One consequence of the Pax Romana was greatly increased travel and commerce. The Romans built a network of paved roads, which made travel easier, enabling ordinary people to travel more than ever before. The seas also became much safer, once the pirates were curbed. Greater travel encouraged great communication of religious and philosophical ideas, including the spread of the Gospel.
Greek was spoken throughout the empire, which facilitated communication of religious ideas, particularly the Gospel. Initially, Greek was the main language of the church, which in later centuries
was replaced by Latin in the Western church based in Rome. The Hebrew Scriptures had been translated into Greek (the Septuagint), so were available to be read throughout the Greek-speaking world. Greek remained the main language of the Eastern church based in Byzantium. Following the division of the Roman Empire in 364, the two parts of the church became increasingly separated on linguistic grounds, which was the root which eventually led to the Great Schism which happened many centuries later between the western Latin-speaking Catholic church and eastern Greek-speaking Orthodox churches.
Morally, the Roman Empire was rotten and corrupt, from the emperor downwards, so Christianity, with its high moral standards, attracted many people. The majority of the emperors had very low moral standards, with Augustus and Marcus Aurellius being exceptions. The Roman Empire did not have its own distinctive religious movement, but had taken on Hellenistic thought and religion. This was declining in popularity, leaving a spiritual vacuum. Many people were searching for something which would give them faith and hope. This explains the popularity of the new mystery cults, but especially the readiness for people to respond to the Gospel.

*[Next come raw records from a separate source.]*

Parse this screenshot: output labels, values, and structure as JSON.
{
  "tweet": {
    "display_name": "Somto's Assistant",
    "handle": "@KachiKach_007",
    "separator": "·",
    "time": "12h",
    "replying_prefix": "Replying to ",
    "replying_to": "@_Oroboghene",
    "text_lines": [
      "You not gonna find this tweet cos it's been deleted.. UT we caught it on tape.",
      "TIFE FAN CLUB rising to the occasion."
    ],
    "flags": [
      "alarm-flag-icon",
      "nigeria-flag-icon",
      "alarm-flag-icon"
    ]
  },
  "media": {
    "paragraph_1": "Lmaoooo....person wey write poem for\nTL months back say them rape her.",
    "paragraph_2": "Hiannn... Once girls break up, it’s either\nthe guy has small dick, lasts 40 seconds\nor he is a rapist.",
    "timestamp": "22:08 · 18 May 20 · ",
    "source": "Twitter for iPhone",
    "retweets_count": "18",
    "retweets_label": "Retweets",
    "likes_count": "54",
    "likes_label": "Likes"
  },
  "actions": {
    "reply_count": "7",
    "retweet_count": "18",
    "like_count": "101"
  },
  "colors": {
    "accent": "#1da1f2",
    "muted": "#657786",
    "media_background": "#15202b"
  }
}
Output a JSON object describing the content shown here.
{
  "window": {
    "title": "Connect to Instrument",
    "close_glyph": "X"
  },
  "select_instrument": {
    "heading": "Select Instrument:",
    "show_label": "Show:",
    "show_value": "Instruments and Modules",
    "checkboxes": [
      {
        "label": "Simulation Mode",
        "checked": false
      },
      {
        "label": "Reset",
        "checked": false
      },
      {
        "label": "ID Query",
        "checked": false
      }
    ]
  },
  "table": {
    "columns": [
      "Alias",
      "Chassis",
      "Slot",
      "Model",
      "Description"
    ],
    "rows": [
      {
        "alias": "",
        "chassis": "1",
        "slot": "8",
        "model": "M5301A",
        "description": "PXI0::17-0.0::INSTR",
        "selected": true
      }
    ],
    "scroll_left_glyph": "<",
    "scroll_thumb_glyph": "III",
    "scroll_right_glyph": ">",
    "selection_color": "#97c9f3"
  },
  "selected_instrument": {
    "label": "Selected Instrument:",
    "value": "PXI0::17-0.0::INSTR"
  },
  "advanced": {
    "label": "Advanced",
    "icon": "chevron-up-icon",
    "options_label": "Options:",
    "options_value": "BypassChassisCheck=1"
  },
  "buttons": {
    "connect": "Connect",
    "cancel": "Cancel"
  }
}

Many Gentiles would regularly attend the synagogues which were present in most major cities around the empire. In the Book of Acts, Luke refers to these people as ‘God-fearers’. They were attracted to the moral values and belief in the One True God of Judaism, but had not become proselytes. Many of these people were eager to respond to the Gospel during Paul’s missionary journeys.
However, the presence of the Roman Empire also had negative effects on the church. Before the fire of Rome in AD 64, Christianity was seen by the Roman authorities as a sect of Judaism. Because Judaism was a legal religion, the state protection granted to the Jews automatically extended to the Christians. In the Book of Acts, the Apostle Paul frequently appealed for Roman protection against persecution by the Jewish authorities. A significant example of this was his appeal to the emperor (Acts 25:10).
Following the fire of Rome, Nero was blamed for starting the fire because it was known that he intended to rebuild the city as basically a monument to himself. To take the blame off himself, Nero
accused the Christians of starting the fire. This created a distinction between the Christians and the
Jews in the eyes of the Roman authorities, and brought in the first of many periods of persecution of
the church by Rome.
An increasing threat to the church, beginning towards the end of the first century, and growing in the
following centuries was the worship of the emperor. Several emperors made this compulsory as a way to unite the empire. As Christians could not worship another god than Jesus, they were seen as disloyal citizens and therefore persecuted.